Выбрать главу

Ведь оба мы не были наивными или неискушенными, как не были и слишком испорченными, во всяком случае Туула. Скорее всего, нас одновременно пронзило острое желание спастись, счастливый инстинкт опрокинул нас на твою убогую постель и не разочаровал: мы почти сразу ощутили духовное родство, нам не нужно было действовать на ощупь и проверять: а ты в самом деле тот? та? Знаешь, сказал я ей наутро, мы с тобой монголы. Почему именно монголы? Да ведь мы за одну ночь проделали путь от первобытного общества до зрелого социализма, если не дальше, — разве не так? Она едва сдерживала смех, мы, как влюбленные гимназисты, готовы были смеяться над чем угодно. Вдруг Туула захохотала истерически, в буквальном смысле до слез, содрогаясь всем тельцем от смеха так конвульсивно, что мне трудно было удержать ее в объятиях. Потом она перестала смеяться, обмякла, но голова ее продолжала бессильно вздрагивать где-то у меня под мышкой — верно, верно, верно! Я лежал в пяди от пола рядом с изнывающей от смеха женщиной, которую еще вчера совсем не знал, и чувствовал себя счастливым как никогда. И это не просто слова — я действительно никогда прежде не испытывал такого счастья. Меня радовало серое мартовское утро, отчего-то радовали бедность ее жилища и его запахи, ящики, набитые бумагами, одеждой и воспоминаниями, выстроенные в ряд на подоконнике пустые флакончики от красок, лосьонов и йода, немытые кефирные бутылки и мелькающие за окнами тени ранних ворон — они ковырялись в зубах... Мы потерялись... А теперь вот нашлись, - сказала она пришедшему брату. При этих словах Туула рассмеялась, да так искренне, что я услышал в этом смехе все, чего мне так недоставало: тепло, нежность, гордость женщины за своего мужчину или, если хотите, самца, слабый намек на сомнение и, наконец, признание: я не знаю, что будет дальше, но то, что случилось, - восхитительно!

Я мог изучать каждую вещицу в ее комнате, но тогда у меня не было для этого времени, а сейчас, хотя я и ничего не забыл, не хочу, не могу шарить по тому жилищу со сводами, где мы с Туулой, лежа на животе, листали засаленный альбом репродукций и хохотали над картинами Петрова-Водкина или какого-нибудь передвижника не потому, что они были смешны, - просто-напросто нам было весело! А уж эти картины! Посудите сами: в сквере на скамейке сидит парень в красной рубахе и картузе, с гармошкой на коленях, а рядом, положив голову ему на плечо, - краснощекая деваха с узелком в руках.
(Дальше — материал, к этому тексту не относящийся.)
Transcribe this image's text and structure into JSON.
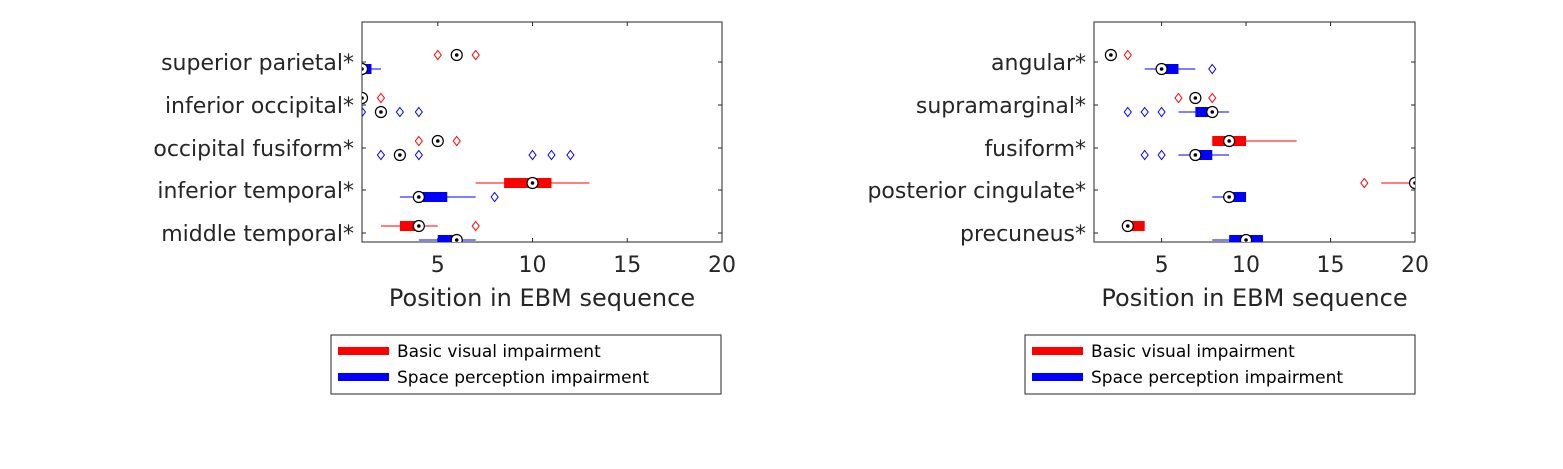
{
  "chart_data": [
    {
      "type": "boxplot",
      "xlabel": "Position in EBM sequence",
      "xlim": [
        1,
        20
      ],
      "xticks": [
        5,
        10,
        15,
        20
      ],
      "grid": false,
      "legend": {
        "placement": "below",
        "entries": [
          {
            "label": "Basic visual impairment",
            "color": "#ff0000"
          },
          {
            "label": "Space perception impairment",
            "color": "#0000ff"
          }
        ]
      },
      "categories": [
        "superior parietal*",
        "inferior occipital*",
        "occipital fusiform*",
        "inferior temporal*",
        "middle temporal*"
      ],
      "series": [
        {
          "name": "Basic visual impairment",
          "color": "#ff0000",
          "boxes": [
            {
              "median": 6,
              "q1": 6,
              "q3": 6,
              "whisker_low": 6,
              "whisker_high": 6,
              "outliers": [
                5,
                7
              ]
            },
            {
              "median": 1,
              "q1": 1,
              "q3": 1,
              "whisker_low": 1,
              "whisker_high": 1,
              "outliers": [
                2
              ]
            },
            {
              "median": 5,
              "q1": 5,
              "q3": 5,
              "whisker_low": 5,
              "whisker_high": 5,
              "outliers": [
                4,
                6
              ]
            },
            {
              "median": 10,
              "q1": 8.5,
              "q3": 11,
              "whisker_low": 7,
              "whisker_high": 13,
              "outliers": []
            },
            {
              "median": 4,
              "q1": 3,
              "q3": 4,
              "whisker_low": 2,
              "whisker_high": 5,
              "outliers": [
                7
              ]
            }
          ]
        },
        {
          "name": "Space perception impairment",
          "color": "#0000ff",
          "boxes": [
            {
              "median": 1,
              "q1": 1,
              "q3": 1.5,
              "whisker_low": 1,
              "whisker_high": 2,
              "outliers": []
            },
            {
              "median": 2,
              "q1": 2,
              "q3": 2,
              "whisker_low": 2,
              "whisker_high": 2,
              "outliers": [
                1,
                3,
                4
              ]
            },
            {
              "median": 3,
              "q1": 3,
              "q3": 3,
              "whisker_low": 3,
              "whisker_high": 3,
              "outliers": [
                2,
                4,
                10,
                11,
                12
              ]
            },
            {
              "median": 4,
              "q1": 4,
              "q3": 5.5,
              "whisker_low": 3,
              "whisker_high": 7,
              "outliers": [
                8
              ]
            },
            {
              "median": 6,
              "q1": 5,
              "q3": 6,
              "whisker_low": 4,
              "whisker_high": 7,
              "outliers": []
            }
          ]
        }
      ]
    },
    {
      "type": "boxplot",
      "xlabel": "Position in EBM sequence",
      "xlim": [
        1,
        20
      ],
      "xticks": [
        5,
        10,
        15,
        20
      ],
      "grid": false,
      "legend": {
        "placement": "below",
        "entries": [
          {
            "label": "Basic visual impairment",
            "color": "#ff0000"
          },
          {
            "label": "Space perception impairment",
            "color": "#0000ff"
          }
        ]
      },
      "categories": [
        "angular*",
        "supramarginal*",
        "fusiform*",
        "posterior cingulate*",
        "precuneus*"
      ],
      "series": [
        {
          "name": "Basic visual impairment",
          "color": "#ff0000",
          "boxes": [
            {
              "median": 2,
              "q1": 2,
              "q3": 2,
              "whisker_low": 2,
              "whisker_high": 2,
              "outliers": [
                3
              ]
            },
            {
              "median": 7,
              "q1": 7,
              "q3": 7,
              "whisker_low": 7,
              "whisker_high": 7,
              "outliers": [
                6,
                8
              ]
            },
            {
              "median": 9,
              "q1": 8,
              "q3": 10,
              "whisker_low": 8,
              "whisker_high": 13,
              "outliers": []
            },
            {
              "median": 20,
              "q1": 20,
              "q3": 20,
              "whisker_low": 18,
              "whisker_high": 20,
              "outliers": [
                17
              ]
            },
            {
              "median": 3,
              "q1": 3,
              "q3": 4,
              "whisker_low": 3,
              "whisker_high": 4,
              "outliers": []
            }
          ]
        },
        {
          "name": "Space perception impairment",
          "color": "#0000ff",
          "boxes": [
            {
              "median": 5,
              "q1": 5,
              "q3": 6,
              "whisker_low": 4,
              "whisker_high": 7,
              "outliers": [
                8
              ]
            },
            {
              "median": 8,
              "q1": 7,
              "q3": 8,
              "whisker_low": 6,
              "whisker_high": 9,
              "outliers": [
                3,
                4,
                5
              ]
            },
            {
              "median": 7,
              "q1": 7,
              "q3": 8,
              "whisker_low": 6,
              "whisker_high": 9,
              "outliers": [
                4,
                5
              ]
            },
            {
              "median": 9,
              "q1": 9,
              "q3": 10,
              "whisker_low": 8,
              "whisker_high": 10,
              "outliers": []
            },
            {
              "median": 10,
              "q1": 9,
              "q3": 11,
              "whisker_low": 8,
              "whisker_high": 11,
              "outliers": []
            }
          ]
        }
      ]
    }
  ]
}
Тот сквер удивительно напоминал треугольный зареченский скверик возле Собачьего рынка, туалетов и стоянки такси - как тут было не рассмеяться!

В то утро она обратила внимание и на мою порванную рубашку. Но, разумеется, ни о чем не спросила, а лишь вытащила из фанерного ящика свою - мягкую, фланелевую, китайского производства, и швырнула мне: понимай, ей она явно велика... Первый день мы не выходили из дома - пиво принес брат, а до весны, настоящей весны, было еще так далеко...

Это сейчас та неделя с Туулой кажется мне бесконечной. Я же сказал: помню каждую минуту, каждое место, где мы побывали, где я ее встретил, где она меня провожала. Вспоминаю, как на следующий вечер при моем появлении Петрила только крякнул вместо приветствия, как на третий вечер, неохотно повествуя ей о своей незадачливой жизни, я неожиданно узнал, что ее дедушка и неродная бабка, ее неродные дядья и более дальние родственники - словом, вся их родовая ветвь выпускала почки, цвела и завязывала плоды под солнечным небом моего родного городка! Она не удивилась - выслушала мое мнение и о городке, и о той пышной ветви спокойно, не перебивая и ни о чем не расспрашивая. Да и к чему? Ведь впереди у нас уйма времени, мы еще успеем рассказать друг другу и о городках, и о дальней родне. А в моем городке она даже побывала - они все ездили навестить дедушку, но это было уже давно. Запомнились ей только бульвары - красивыми показались, хотя это и редкость в провинции, а еще врезались в память вагоны с углем на запасных путях. Я словно наяву увидел тот их желтый домишко с черепичной крышей, ведь я знал, где это. Только его давно уже продали, а черепицу заменили серым, как туман в оттепель, шифером... Тогда я впервые встревожился: городок наш так мал, все знают друг друга как облупленных, значит, и у тех родственничков имеется кое-какое мнение обо мне. До встречи с Туулой мне до него не было никакого дела, а сейчас? Но я лишь сильнее прижал ладонь к ее лягушачьему животику — больно я нужен там кому-то!